Fans of the previous Robicheaux books will not be surprised by this mingling of the metaphysical and mundane in what is essentially a fast-paced action-oriented thriller. Burke’s writing has long redefined Southern Gothic, forging a sui generis style that mixes woo-woo paranormal with lush and loving descriptions of the vanishing Louisiana wilderness, which stands as a contrast to human depravity.

This can be trying. For all the beauty of his ornate descriptions of Robicheaux’s ancestral Cajun country — “an antediluvian place” of “feral and threatening beauty,” where “[t]the sun does not go down; it dies, and its fire takes its red smoke with it” — Burke’s tropes threaten to devolve into tics at times. How often, and in how many books, do we need to hear that “Dave saw Confederate soldiers in the mists” or about a bayou “its surface chained with rain”? And yet lines like “[t]he Teche seemed to turn to pewter, some of it tarnished, some as bright as moonlight” still evoke the light and humidity of an atmosphere found nowhere else in the continental United States, adding a melancholy beauty to the mystery, as if to mimic the very flawed hero at its core. And when, toward the end of Clete’s adventure, Burke pares down the prose, we get a simple statement:

“Sometimes when I’m fishing way down on the Gulf at sunset, I’ll see an old storage tank rusting in the water, or bamboo flooded with an iridescent reflection that shouldn’t be there, or a manmade canal streaming saline into a freshwater forest of gumtrees and cypress and tupelos. It makes me sad. It makes me feel that I am watching the end of something, maybe even time itself.” And you realize that Burke’s repetitions are elegies.

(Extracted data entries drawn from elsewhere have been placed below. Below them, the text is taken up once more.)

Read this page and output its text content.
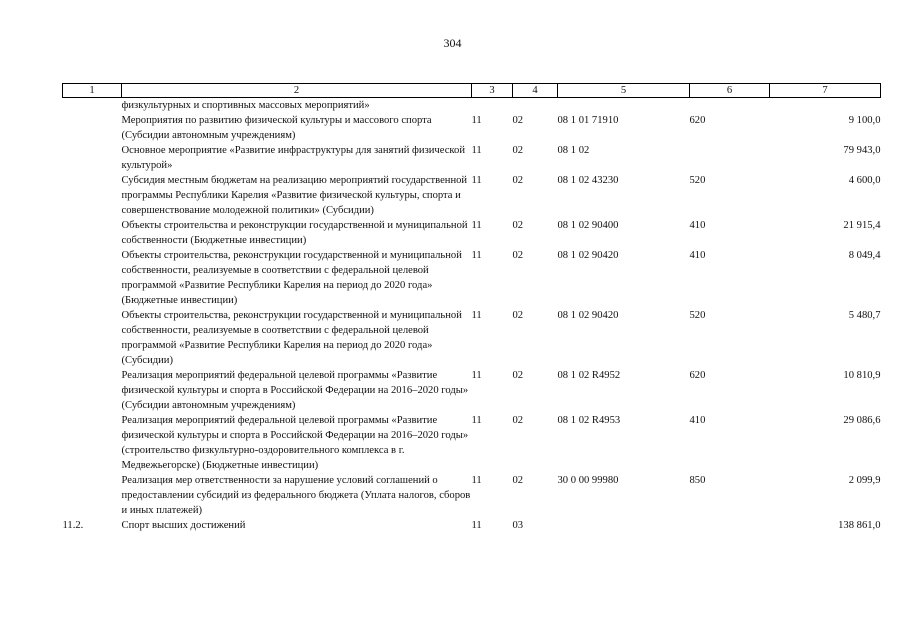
304
1	2	3	4	5	6	7
	физкультурных и спортивных массовых мероприятий»					
	Мероприятия по развитию физической культуры и массового спорта (Субсидии автономным учреждениям)	11	02	08 1 01 71910	620	9 100,0
	Основное мероприятие «Развитие инфраструктуры для занятий физической культурой»	11	02	08 1 02		79 943,0
	Субсидия местным бюджетам на реализацию мероприятий государственной программы Республики Карелия «Развитие физической культуры, спорта и совершенствование молодежной политики» (Субсидии)	11	02	08 1 02 43230	520	4 600,0
	Объекты строительства и реконструкции государственной и муниципальной собственности (Бюджетные инвестиции)	11	02	08 1 02 90400	410	21 915,4
	Объекты строительства, реконструкции государственной и муниципальной собственности, реализуемые в соответствии с федеральной целевой программой «Развитие Республики Карелия на период до 2020 года» (Бюджетные инвестиции)	11	02	08 1 02 90420	410	8 049,4
	Объекты строительства, реконструкции государственной и муниципальной собственности, реализуемые в соответствии с федеральной целевой программой «Развитие Республики Карелия на период до 2020 года» (Субсидии)	11	02	08 1 02 90420	520	5 480,7
	Реализация мероприятий федеральной целевой программы «Развитие физической культуры и спорта в Российской Федерации на 2016–2020 годы» (Субсидии автономным учреждениям)	11	02	08 1 02 R4952	620	10 810,9
	Реализация мероприятий федеральной целевой программы «Развитие физической культуры и спорта в Российской Федерации на 2016–2020 годы» (строительство физкультурно-оздоровительного комплекса в г. Медвежьегорске) (Бюджетные инвестиции)	11	02	08 1 02 R4953	410	29 086,6
	Реализация мер ответственности за нарушение условий соглашений о предоставлении субсидий из федерального бюджета (Уплата налогов, сборов и иных платежей)	11	02	30 0 00 99980	850	2 099,9
11.2.	Спорт высших достижений	11	03			138 861,0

Clete may be masquerading as a whodunit, an action thriller that pits flawed good against implacable evil for a soul-satisfying wallop. But it’s more than that: It’s Beat poetry, suffused with sadness and longing for all those sunsets now gone.


Clea Simon is the Somerville-based author most recently of Bad Boy Beat.

6 Comments

  1. Ian Borthwick on June 10, 2024 at 3:29 pm

    Outstanding review, showing a deep knowledge and appreciation of Burke’s craft and the inimitable style with which he infuses each of his masterpieces. At last a literary critic whose own writing is (almost) on the same level as the master. Thank you!

    • Clea Simon on June 11, 2024 at 5:44 pm

      Thank you, Ian!

    • Charles Hiort on June 17, 2024 at 10:07 pm

      Dear Ian,I totally agree with the review and your reply. Spot on!

  2. Christine Slike on August 20, 2024 at 4:42 am

    His books are atmospheric poetry. One more please “Big Mon”

  3. Sue Hobbs on October 2, 2024 at 6:02 pm

    I LOVE JAMES LEE BURKE! He is and will become our generation’s literary genius. I may not live to see it, but it will become a “Classics “ author, right up there with Hemingway, Blake,Steinbeck,Dickens, etc……. I can’t wait to read “Clete”. My vision is failing so it means a lot to me to be able to read.

  4. PAUL SIUDZINSKI on November 27, 2024 at 8:59 pm

    This is the most poorly conceived, written and plotted of the series. It feels like five people worked on different sections and (maybe) Burke stitched them together. The apocalyptic frame is gratuitous and not really resolved, people are killed or assaulted for poorly explained reasons (if at all), so much is left hanging that an afterword can’t begin to make sense. The repetitions of phrase and image point to different hired hens pecking at the same tropes and images from previous works and none having checked out what the other beaks were regurgitating. In the Electric Mist With the Confederate Dead was a great story; but enough with the unity of time. The Joan of Arc overlay is a useless contrivance. Clete is a disappointing boiler-maker that Burke maybe phoned in; certainly he never showed up at his desk.